3/22/2013: B1:PC: Hope Sega, 18, of Santa Rosa pictured dressed for her senior prom dance Elsie Allen High School in 2012. Sega died Sunday.

How Hope Sega's death moved a friend to get clean

Many teens party with drugs and alcohol then move on, unscathed, to college and careers. That's just what 17-year-old Elijah Huerta had planned to do.

"I said to myself, 'I'm going to do drugs as a teen and when it comes time for college, then I will stop,'" Huerta said.

That plan began unraveling after Huerta answered the phone last March and learned his friend, Hope Sega, had died after using substances they and their friends had all done together.

Inhaling nitrous oxide from whipped-cream canisters, "huffing" chemicals from aerosol cleaners and taking cough medication at higher-than-recommended dosages had seemed like just another way to party.

"I didn't think one of us would die," Huerta said.

Sega, 18, died March 17 after using a combination of substances including nitrous oxide and cough medication. After she died, Sega's family searched through the teen's room and found evidence of over-the-counter substance abuse. Across town, Huerta's mother, Carmelina Grant, and his stepfather searched their son's room and found similar items.

"That was my first indication, knowing that's what he was doing, and that opened up a world," Grant said. "I was shocked ... I was shocked."

On an October afternoon in his Rincon Valley backyard, Huerta and his mother recounted their family's struggle to help him get clean following Sega's death.

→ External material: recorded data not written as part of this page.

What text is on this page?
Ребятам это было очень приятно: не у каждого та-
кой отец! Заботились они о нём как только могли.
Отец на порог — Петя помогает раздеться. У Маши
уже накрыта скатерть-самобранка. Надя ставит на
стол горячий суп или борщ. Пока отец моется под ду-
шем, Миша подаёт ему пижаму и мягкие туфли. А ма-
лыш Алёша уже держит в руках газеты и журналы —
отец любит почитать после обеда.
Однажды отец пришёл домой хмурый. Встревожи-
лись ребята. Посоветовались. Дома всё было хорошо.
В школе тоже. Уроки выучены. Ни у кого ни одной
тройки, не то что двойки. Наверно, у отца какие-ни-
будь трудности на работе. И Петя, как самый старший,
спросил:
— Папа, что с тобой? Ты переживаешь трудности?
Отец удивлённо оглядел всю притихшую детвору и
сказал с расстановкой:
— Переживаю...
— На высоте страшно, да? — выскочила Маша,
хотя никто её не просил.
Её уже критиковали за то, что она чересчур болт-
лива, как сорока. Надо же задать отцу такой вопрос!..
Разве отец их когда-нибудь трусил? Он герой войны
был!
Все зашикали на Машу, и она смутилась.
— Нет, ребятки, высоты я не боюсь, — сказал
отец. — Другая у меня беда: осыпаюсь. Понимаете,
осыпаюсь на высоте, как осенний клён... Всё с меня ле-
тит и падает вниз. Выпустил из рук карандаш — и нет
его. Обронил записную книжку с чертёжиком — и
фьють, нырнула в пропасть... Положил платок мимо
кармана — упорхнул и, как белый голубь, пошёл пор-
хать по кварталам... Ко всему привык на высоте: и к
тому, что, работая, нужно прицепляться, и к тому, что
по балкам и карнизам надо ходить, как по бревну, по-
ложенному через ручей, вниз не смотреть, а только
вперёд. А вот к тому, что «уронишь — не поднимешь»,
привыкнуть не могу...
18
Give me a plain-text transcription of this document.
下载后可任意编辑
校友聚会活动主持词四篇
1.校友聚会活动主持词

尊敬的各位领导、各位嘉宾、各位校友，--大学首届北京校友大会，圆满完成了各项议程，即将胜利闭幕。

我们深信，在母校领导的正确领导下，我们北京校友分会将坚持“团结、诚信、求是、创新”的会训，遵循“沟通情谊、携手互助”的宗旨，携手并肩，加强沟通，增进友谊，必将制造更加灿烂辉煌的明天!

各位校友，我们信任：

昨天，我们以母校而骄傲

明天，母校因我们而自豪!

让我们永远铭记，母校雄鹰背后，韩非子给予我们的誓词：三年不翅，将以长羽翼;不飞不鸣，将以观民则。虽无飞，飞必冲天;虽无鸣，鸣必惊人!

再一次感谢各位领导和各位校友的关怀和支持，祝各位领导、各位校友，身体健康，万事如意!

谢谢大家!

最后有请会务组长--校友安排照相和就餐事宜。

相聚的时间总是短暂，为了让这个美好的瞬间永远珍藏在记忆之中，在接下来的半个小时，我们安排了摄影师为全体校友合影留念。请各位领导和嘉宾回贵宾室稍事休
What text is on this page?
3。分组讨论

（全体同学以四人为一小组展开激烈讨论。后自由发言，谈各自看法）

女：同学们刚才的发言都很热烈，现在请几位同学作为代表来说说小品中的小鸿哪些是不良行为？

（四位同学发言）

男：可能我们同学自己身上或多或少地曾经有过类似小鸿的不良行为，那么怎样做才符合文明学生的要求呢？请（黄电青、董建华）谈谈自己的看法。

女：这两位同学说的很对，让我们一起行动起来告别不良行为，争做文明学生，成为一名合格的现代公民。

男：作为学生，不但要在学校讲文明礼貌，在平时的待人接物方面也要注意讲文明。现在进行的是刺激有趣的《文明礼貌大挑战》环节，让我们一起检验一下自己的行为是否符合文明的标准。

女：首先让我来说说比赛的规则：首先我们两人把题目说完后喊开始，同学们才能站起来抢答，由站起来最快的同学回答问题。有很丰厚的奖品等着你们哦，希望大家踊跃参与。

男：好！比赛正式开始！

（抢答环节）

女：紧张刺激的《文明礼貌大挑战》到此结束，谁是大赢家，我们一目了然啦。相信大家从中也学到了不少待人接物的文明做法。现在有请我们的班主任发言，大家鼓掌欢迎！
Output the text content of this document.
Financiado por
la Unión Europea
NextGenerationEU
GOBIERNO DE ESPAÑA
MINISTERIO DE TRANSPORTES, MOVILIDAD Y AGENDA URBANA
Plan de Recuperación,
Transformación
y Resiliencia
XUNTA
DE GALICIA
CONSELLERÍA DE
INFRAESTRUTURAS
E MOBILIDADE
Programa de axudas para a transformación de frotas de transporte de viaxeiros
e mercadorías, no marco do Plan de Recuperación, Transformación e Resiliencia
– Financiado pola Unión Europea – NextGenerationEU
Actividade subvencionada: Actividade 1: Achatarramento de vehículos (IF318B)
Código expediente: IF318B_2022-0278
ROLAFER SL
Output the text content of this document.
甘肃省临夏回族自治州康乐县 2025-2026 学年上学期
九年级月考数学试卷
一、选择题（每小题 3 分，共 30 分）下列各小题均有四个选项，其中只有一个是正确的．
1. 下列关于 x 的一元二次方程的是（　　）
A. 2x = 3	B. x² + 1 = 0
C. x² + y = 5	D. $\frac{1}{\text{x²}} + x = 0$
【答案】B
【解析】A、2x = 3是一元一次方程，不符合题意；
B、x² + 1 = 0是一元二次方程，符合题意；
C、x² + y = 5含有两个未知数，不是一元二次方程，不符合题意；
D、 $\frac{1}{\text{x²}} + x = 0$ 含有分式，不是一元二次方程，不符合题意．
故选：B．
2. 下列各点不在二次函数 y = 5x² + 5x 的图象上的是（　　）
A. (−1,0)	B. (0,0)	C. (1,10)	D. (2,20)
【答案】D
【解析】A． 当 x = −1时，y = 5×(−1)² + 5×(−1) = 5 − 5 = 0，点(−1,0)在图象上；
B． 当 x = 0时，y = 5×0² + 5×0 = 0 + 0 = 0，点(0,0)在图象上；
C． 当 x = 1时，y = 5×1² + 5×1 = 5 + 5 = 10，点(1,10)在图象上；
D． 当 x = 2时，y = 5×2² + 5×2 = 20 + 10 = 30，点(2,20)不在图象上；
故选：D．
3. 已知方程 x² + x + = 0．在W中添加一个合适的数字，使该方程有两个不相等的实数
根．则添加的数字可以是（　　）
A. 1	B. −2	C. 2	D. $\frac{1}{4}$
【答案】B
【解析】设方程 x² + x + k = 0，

Huerta said he wanted to share his experience to raise awareness among other teens.

Sega's death prompted "the biggest change in my life," Huerta said. "It had a huge effect on me. Those months (since Hope died) have felt like years."

Huerta described Sega as the kind of person who "really cared about everyone around her."

"She took me and my friend in like little brothers," he said.

They met through mutual friends who liked to party, drinking alcohol and smoking marijuana when they could afford it.

After Sega moved with her boyfriend to live in a tent at a homeless camp near Dutton and West Robles avenues about a month before she died, the parties moved outdoors. Huerta said he and others would visit the camp. They would sit around campfires and talk. It felt like a family.

Yet Huerta said that also was when they began opting to take substances they could steal, like over-the-counter medications and cleaners.

He was having fun, but it was clear these substances had a different and scary effect on his body. Huerta described feeling stupid and "feeling like you're losing brain cells."

He said he saw a change in Sega, too, who "wasn't the vibrant, happy Hope I used to know."

"That's the point when I knew it was dangerous. We weren't doing anything else," Huerta said. "Mentally, I didn't care."

Since Sega died, Huerta has spent several weeks in a residential program for troubled youth. He's stopped hanging out with close friends who are still using. He changed schools and last month moved back home.

On Thursday, Huerta and his mother said he has been sober for nearly three months. Huerta said he recently attended Halloween parties and found it easy to abstain from drinking.

"I'm pretty strong in my willingness to say no," Huerta said. "It has a lot to do with Hope."